Nobel Prize winner Paul Krugman can’t even figure out what goes on with social media and how to use his computer. He is supposedly brilliant.

The weird little man tweeted to the world that someone hacked him and downloaded kiddie porn from his account.

He did not know what to do!

“Someone compromised my IP address and is using it to download child pornography,” Krugman told his Twitter followers Wednesday. “I might just be a random target. But this could be an attempt to Qanon me.”

“Qanon” him? He’s a conspiracy theorist. We definitely believe the odd, nasty man did not try to download kiddie porn. We don’t want to spread unsubstantiated rumors.
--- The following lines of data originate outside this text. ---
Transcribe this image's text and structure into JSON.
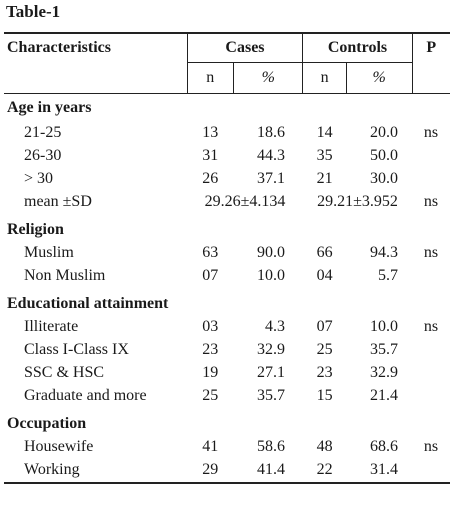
{
  "title": "Table-1",
  "header": {
    "characteristics": "Characteristics",
    "cases": "Cases",
    "controls": "Controls",
    "p": "P",
    "n": "n",
    "pct": "%"
  },
  "sections": [
    {
      "name": "Age in years",
      "rows": [
        {
          "label": "21-25",
          "cases_n": "13",
          "cases_pct": "18.6",
          "controls_n": "14",
          "controls_pct": "20.0",
          "p": "ns"
        },
        {
          "label": "26-30",
          "cases_n": "31",
          "cases_pct": "44.3",
          "controls_n": "35",
          "controls_pct": "50.0",
          "p": ""
        },
        {
          "label": "> 30",
          "cases_n": "26",
          "cases_pct": "37.1",
          "controls_n": "21",
          "controls_pct": "30.0",
          "p": ""
        },
        {
          "label": "mean ±SD",
          "cases_span": "29.26±4.134",
          "controls_span": "29.21±3.952",
          "p": "ns"
        }
      ]
    },
    {
      "name": "Religion",
      "rows": [
        {
          "label": "Muslim",
          "cases_n": "63",
          "cases_pct": "90.0",
          "controls_n": "66",
          "controls_pct": "94.3",
          "p": "ns"
        },
        {
          "label": "Non Muslim",
          "cases_n": "07",
          "cases_pct": "10.0",
          "controls_n": "04",
          "controls_pct": "5.7",
          "p": ""
        }
      ]
    },
    {
      "name": "Educational attainment",
      "rows": [
        {
          "label": "Illiterate",
          "cases_n": "03",
          "cases_pct": "4.3",
          "controls_n": "07",
          "controls_pct": "10.0",
          "p": "ns"
        },
        {
          "label": "Class I-Class IX",
          "cases_n": "23",
          "cases_pct": "32.9",
          "controls_n": "25",
          "controls_pct": "35.7",
          "p": ""
        },
        {
          "label": "SSC & HSC",
          "cases_n": "19",
          "cases_pct": "27.1",
          "controls_n": "23",
          "controls_pct": "32.9",
          "p": ""
        },
        {
          "label": "Graduate and more",
          "cases_n": "25",
          "cases_pct": "35.7",
          "controls_n": "15",
          "controls_pct": "21.4",
          "p": ""
        }
      ]
    },
    {
      "name": "Occupation",
      "rows": [
        {
          "label": "Housewife",
          "cases_n": "41",
          "cases_pct": "58.6",
          "controls_n": "48",
          "controls_pct": "68.6",
          "p": "ns"
        },
        {
          "label": "Working",
          "cases_n": "29",
          "cases_pct": "41.4",
          "controls_n": "22",
          "controls_pct": "31.4",
          "p": ""
        }
      ]
    }
  ]
}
For those who don’t know about Qanon, Q is a person or a group of people who publish cryptic and informative messages and videos on online bulletin boards.  Some people believe that Q is a high-level person who has a deep knowledge of worldwide trends.  Others believe that Q is just prescient. The left has decided Q is an evil conspiracy theorist.

They have tied a number of the world’s leaders to abuse of children, thus, Krugman is blaming Q. He’s dopey.

Why in the world would he make this tweet public?

Then he went to a newspaper for help.

He knows nothing.

Remember the prediction in this next tweet? He’s a fraud and we should expect nothing sane from him.

I went to the first Tea Party on Long Island in 2009 to take photos and see what it was about. People were dressed like revolutionaries throwing tea overboard from a boat in Northport. There was quite a crowd.

It was fun.

Krugman came along with his little doggie, spoke with the man who ran it, a very nice business owner, and then wrote a vile NY Times piece full of lies and distortions about what nuts we were. It was the first time the media recognized our existence.

His predictions and his judgment, in general, are terrible. We doubt he’s all that smart. He’s a Noble Prize winner because it’s a political left, meaningless prize.